Kürt sahabelerden bahsediyorum.
İlk Kürt sahabe, başka bir deyişle tarihte Kelime-i Şâhâdet getirip Müslüman olan ilk Kürt, Zozan isminde bir kadındır. Nasıl ki Müslüman olan ilk kişi bir kadın (Hz. Hatice) ise, Müslüman olan ilk Kürt de bir kadındır.
Hz. Zozan annemiz.
Zozan’ın haricinde, yine önemli bir Kürt sahabe de Caban el- Kurdî’dir. Caban’ın oğlu Meymun el- Kurdî de Müslüman olmuştur. Bunlar baba-oğul sahabeler idiler; Peygamber Efendimiz’in ashâbı ve arkadaşı idiler.
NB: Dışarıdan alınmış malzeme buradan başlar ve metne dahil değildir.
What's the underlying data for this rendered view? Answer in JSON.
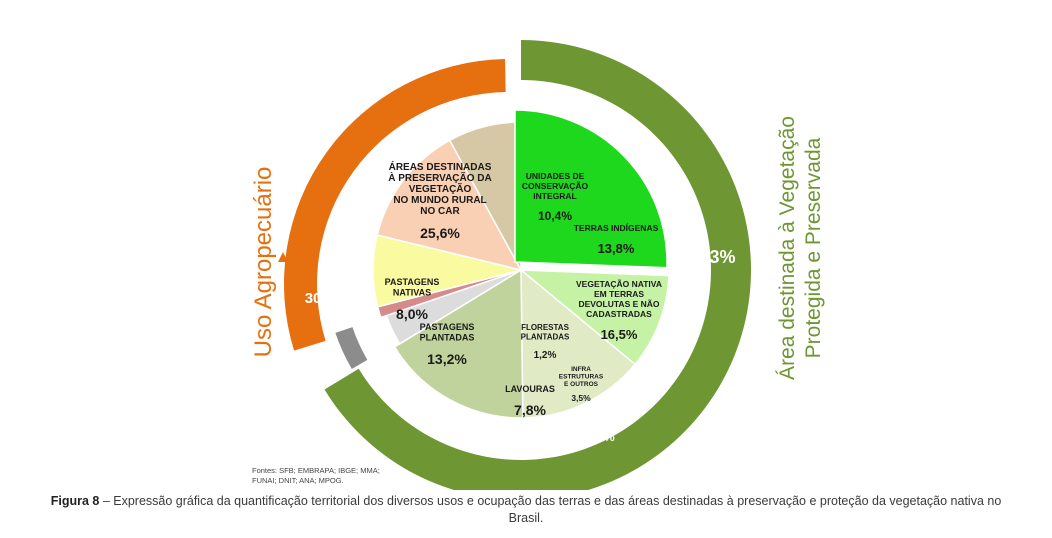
{
  "chart_data": {
    "type": "pie",
    "inner_slices": [
      {
        "label": "ÁREAS DESTINADAS À PRESERVAÇÃO DA VEGETAÇÃO NO MUNDO RURAL NO CAR",
        "value": 25.6,
        "value_label": "25,6%",
        "color": "#1ed81e"
      },
      {
        "label": "UNIDADES DE CONSERVAÇÃO INTEGRAL",
        "value": 10.4,
        "value_label": "10,4%",
        "color": "#c6f2a6"
      },
      {
        "label": "TERRAS INDÍGENAS",
        "value": 13.8,
        "value_label": "13,8%",
        "color": "#e0ebc6"
      },
      {
        "label": "VEGETAÇÃO NATIVA EM TERRAS DEVOLUTAS E NÃO CADASTRADAS",
        "value": 16.5,
        "value_label": "16,5%",
        "color": "#c0d39c"
      },
      {
        "label": "INFRA ESTRUTURAS E OUTROS",
        "value": 3.5,
        "value_label": "3,5%",
        "color": "#dcdcdc"
      },
      {
        "label": "FLORESTAS PLANTADAS",
        "value": 1.2,
        "value_label": "1,2%",
        "color": "#d68a8a"
      },
      {
        "label": "LAVOURAS",
        "value": 7.8,
        "value_label": "7,8%",
        "color": "#fafaa0"
      },
      {
        "label": "PASTAGENS PLANTADAS",
        "value": 13.2,
        "value_label": "13,2%",
        "color": "#fad0b4"
      },
      {
        "label": "PASTAGENS NATIVAS",
        "value": 8.0,
        "value_label": "8,0%",
        "color": "#d6c8a4"
      }
    ],
    "outer_ring": [
      {
        "label": "Área destinada à Vegetação Protegida e Preservada",
        "value": 66.3,
        "value_label": "66,3%",
        "color": "#6e9632"
      },
      {
        "label": "",
        "value": 3.5,
        "value_label": "3,5%",
        "color": "#8c8c8c"
      },
      {
        "label": "Uso Agropecuário",
        "value": 30.2,
        "value_label": "30,2%",
        "color": "#e6700f"
      }
    ],
    "left_title": "Uso Agropecuário",
    "right_title_line1": "Área destinada à Vegetação",
    "right_title_line2": "Protegida e Preservada",
    "source": [
      "Fontes: SFB; EMBRAPA; IBGE; MMA;",
      "FUNAI; DNIT; ANA; MPOG."
    ]
  },
  "caption": {
    "label": "Figura 8",
    "text": " – Expressão gráfica da quantificação territorial dos diversos usos e ocupação das terras e das áreas destinadas à preservação e proteção da vegetação nativa no Brasil."
  }
}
Caban el- Kurdî, Resûl-i Ekrem tarafından Bazen bölgesine atanan bir validir. Kendisi aynı zamanda İslam’ın ilk valilerindendir. Peygamber Efendimiz (saw)’in belki de tartışmasız en meşhur ve en çok konuşulan hadisi olan şu hadis-i şerîfini nakleden kişi, Kürt sahabe Caban el- Kurdî’dir: “Sizlere iki ağır emanet bırakıyorum, onlara sımsıkı sarılın: Biri Kûr’ân-ı Kerîm, öbürü de benim Ehl-i Beyt’im. Bu ikisi asla birbirinden ayrılmaz ve havzada birlikte bana gelirler.” Tirmizî bu hadisi Cabir bin Abdullâh’tan, o da Caban el- Kurdî’den nakletmiştir.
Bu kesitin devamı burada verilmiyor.